How Do Consumers Make Online Shopping Choices? The Mouse May Hold The Answer.
Consumers are not always predictable when it comes to choosing products online—a concept that lies at the core of Cornell’s latest research in consumer psychology.
In the paper, “How Consumers Resolve Conflict over Branded Products: Evidence from Mouse Cursor Trajectories,” published in the Journal of Marketing Research, Cornell SC Johnson College of Business faculty members used a novel mouse cursor-tracking method to reveal an intriguing interplay of cognitive processes that influence consumer decisions about brands and products.
Geoffrey Fisher, an associate professor at the Charles H. Dyson Applied School of Economics and Management, and Kaitlin Woolley, an associate professor at the Samuel Curtis Johnson Graduate School of Management, conducted several cursor-tracking studies for the article.

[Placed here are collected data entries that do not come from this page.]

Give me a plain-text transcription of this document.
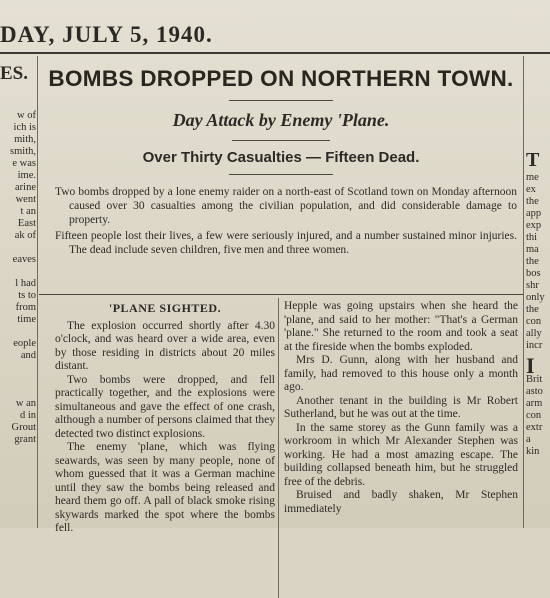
DAY, JULY 5, 1940.
ES.
w of
ich is
mith,
smith,
e was
ime.
arine
went
t an
East
ak of

eaves

l had
ts to
from
time

eople
and

w an
d in
Grout
grant
T
me
ex
the
app
exp
thi
ma
the
bos
shr
only
the
con
ally
incr
I
Brit
asto
arm
con
extr
a
kin
BOMBS DROPPED ON NORTHERN TOWN.
Day Attack by Enemy 'Plane.
Over Thirty Casualties — Fifteen Dead.

Two bombs dropped by a lone enemy raider on a north-east of Scotland town on Monday afternoon caused over 30 casualties among the civilian population, and did considerable damage to property.

Fifteen people lost their lives, a few were seriously injured, and a number sustained minor injuries. The dead include seven children, five men and three women.

'PLANE SIGHTED.

The explosion occurred shortly after 4.30 o'clock, and was heard over a wide area, even by those residing in districts about 20 miles distant.

Two bombs were dropped, and fell practically together, and the explosions were simultaneous and gave the effect of one crash, although a number of persons claimed that they detected two distinct explosions.

The enemy 'plane, which was flying seawards, was seen by many people, none of whom guessed that it was a German machine until they saw the bombs being released and heard them go off. A pall of black smoke rising skywards marked the spot where the bombs fell.

Hepple was going upstairs when she heard the 'plane, and said to her mother: "That's a German 'plane." She returned to the room and took a seat at the fireside when the bombs exploded.

Mrs D. Gunn, along with her husband and family, had removed to this house only a month ago.

Another tenant in the building is Mr Robert Sutherland, but he was out at the time.

In the same storey as the Gunn family was a workroom in which Mr Alexander Stephen was working. He had a most amazing escape. The building collapsed beneath him, but he struggled free of the debris.

Bruised and badly shaken, Mr Stephen immediately
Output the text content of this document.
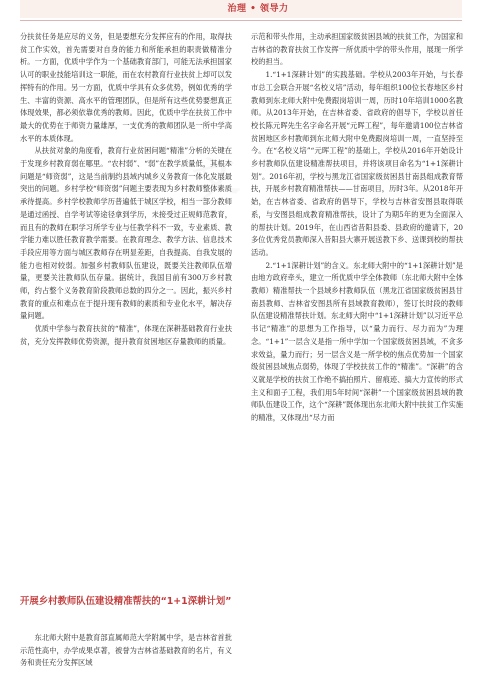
治理 • 领导力
文

分扶贫任务是应尽的义务，但是要想充分发挥应有的作用，取得扶贫工作实效，首先需要对自身的能力和所能承担的职责做精准分析。一方面，优质中学作为一个基础教育部门，可能无法承担国家认可的职业技能培训这一职能，而在农村教育行业扶贫上却可以发挥特有的作用。另一方面，优质中学具有众多优势，例如优秀的学生、丰富的资源、高水平的管理团队，但是所有这些优势要想真正体现效果，都必须依靠优秀的教师。因此，优质中学在扶贫工作中最大的优势在于师资力量雄厚，一支优秀的教师团队是一所中学高水平的本质体现。

从扶贫对象的角度看，教育行业贫困问题“精准”分析的关键在于发现乡村教育弱在哪里。“农村弱”、“弱”在教学质量低，其根本问题是“师资弱”，这是当前制约县域内城乡义务教育一体化发展最突出的问题。乡村学校“师资弱”问题主要表现为乡村教师整体素质承待提高。乡村学校教师学历普遍低于城区学校，相当一部分教师是通过函授、自学考试等途径拿到学历，未接受过正规师范教育，而且有的教师在职学习所学专业与任教学科不一致，专业素质、教学能力难以胜任教育教学需要。在教育理念、教学方法、信息技术手段应用等方面与城区教师存在明显差距，自我提高、自我发展的能力也相对较弱。加强乡村教师队伍建设，既要关注教师队伍增量，更要关注教师队伍存量。据统计，我国目前有300万乡村教师，约占整个义务教育阶段教师总数的四分之一。因此，振兴乡村教育的重点和难点在于提升现有教师的素质和专业化水平，解决存量问题。

优质中学参与教育扶贫的“精准”，体现在深耕基础教育行业扶贫，充分发挥教师优势资源，提升教育贫困地区存量教师的质量。

开展乡村教师队伍建设精准帮扶的“1+1深耕计划”

东北师大附中是教育部直属师范大学附属中学，是吉林省首批示范性高中，办学成果卓著，被誉为吉林省基础教育的名片，有义务和责任充分发挥区域

示范和带头作用，主动承担国家级贫困县域的扶贫工作，为国家和吉林省的教育扶贫工作发挥一所优质中学的带头作用，展现一所学校的担当。

1.“1+1深耕计划”的实践基础。学校从2003年开始，与长春市总工会联合开展“名校义培”活动，每年组织100位长春地区乡村教师到东北师大附中免费跟岗培训一周，历时10年培训1000名教师。从2013年开始，在吉林省委、省政府的倡导下，学校以首任校长陈元晖先生名字命名开展“元晖工程”，每年邀请100位吉林省贫困地区乡村教师到东北师大附中免费跟岗培训一周，一直坚持至今。在“名校义培”“元晖工程”的基础上，学校从2016年开始设计乡村教师队伍建设精准帮扶项目，并将该项目命名为“1+1深耕计划”。2016年初，学校与黑龙江省国家级贫困县甘南县组成教育帮扶，开展乡村教育精准帮扶——甘南项目，历时3年。从2018年开始，在吉林省委、省政府的倡导下，学校与吉林省安图县取得联系，与安图县组成教育精准帮扶，设计了为期5年的更为全面深入的帮扶计划。2019年，在山西省昔阳县委、县政府的邀请下，20多位优秀党员教师深入昔阳县大寨开展送教下乡、送课到校的帮扶活动。

2.“1+1深耕计划”的含义。东北师大附中的“1+1深耕计划”是由地方政府牵头，建立一所优质中学全体教师（东北师大附中全体教师）精准帮扶一个县域乡村教师队伍（黑龙江省国家级贫困县甘南县教师、吉林省安图县所有县域教育教师），签订长时段的教师队伍建设精准帮扶计划。东北师大附中“1+1深耕计划”以习近平总书记“精准”的思想为工作指导，以“量力而行、尽力而为”为理念。“1+1”一层含义是指一所中学加一个国家级贫困县域，不贪多求效益，量力而行；另一层含义是一所学校的焦点优势加一个国家级贫困县域焦点弱势，体现了学校扶贫工作的“精准”。“深耕”的含义就是学校的扶贫工作绝不搞拍照片、留痕迹、搞大力宣传的形式主义和面子工程，我们用5年时间“深耕”一个国家级贫困县域的教师队伍建设工作，这个“深耕”既体现出东北师大附中扶贫工作实施的精准，又体现出“尽力而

In one, 46 students completed tasks involving 25 food brands (e.g., Chipotle, Shake Shack, Starbucks) and 39 clothing brands (e.g., J.Crew, Nike, Patagonia). In each task, participants made 200 choices between two items of different brands.
“By capturing the trajectory of a cursor’s locations, we estimate brand consideration time—the initial time at which consumers start to consider a brand’s desirability—and product consideration time—the initial time at which consumers start to consider a product’s desirability,” said Fisher, whose research focuses on marketing and neuroeconomics. “We find that such attribute consideration times differ and that these relative differences in consideration time influence consumers’ choice of branded products.”
Results indicated that while consumers typically process brand attributes relatively later than product attributes, the timing of this processing affects choice. When consumers trade off brand and product desirability, the earlier that they consider brand attributes, the more likely they are to choose the option from the preferred brand.
“This research unearths the complex interplay of consumer decision-making, where the sequence and timing of brand and product are attributed amidst multiple choices,” said Woolley, who researches the psychological processes underlying consumer motivation. “By shedding light on these nuanced processes, the study paves the way for a deeper understanding of how consumers navigate the complex landscape of brand preferences.”
In one of the studies, results extended to decisions involving three attributes, such as brand, product, and price. They found that consumers process product desirability earlier than price desirability, whereas they process price and brand desirability at a similar time.
Another study revealed that advertisements can influence brand consideration: When ads succeed at making brand information top of mind over product information, consumers tend to resolve the conflict between choice options by selecting options from a preferred brand, even if it means choosing a less preferred product.
“Our findings suggest that any intervention that increases the relative time at which brands are processed should encourage consumers to make more brand-based choices by increasing the display of brand attributes on product packaging and in advertising,” Fisher said. “Collecting cursor-tracking data is accessible, cheap, and scalable. Companies can integrate the tools we introduce here to improve their ability to segment customers by identifying those who are likely to initially attend to brand-relevant features.”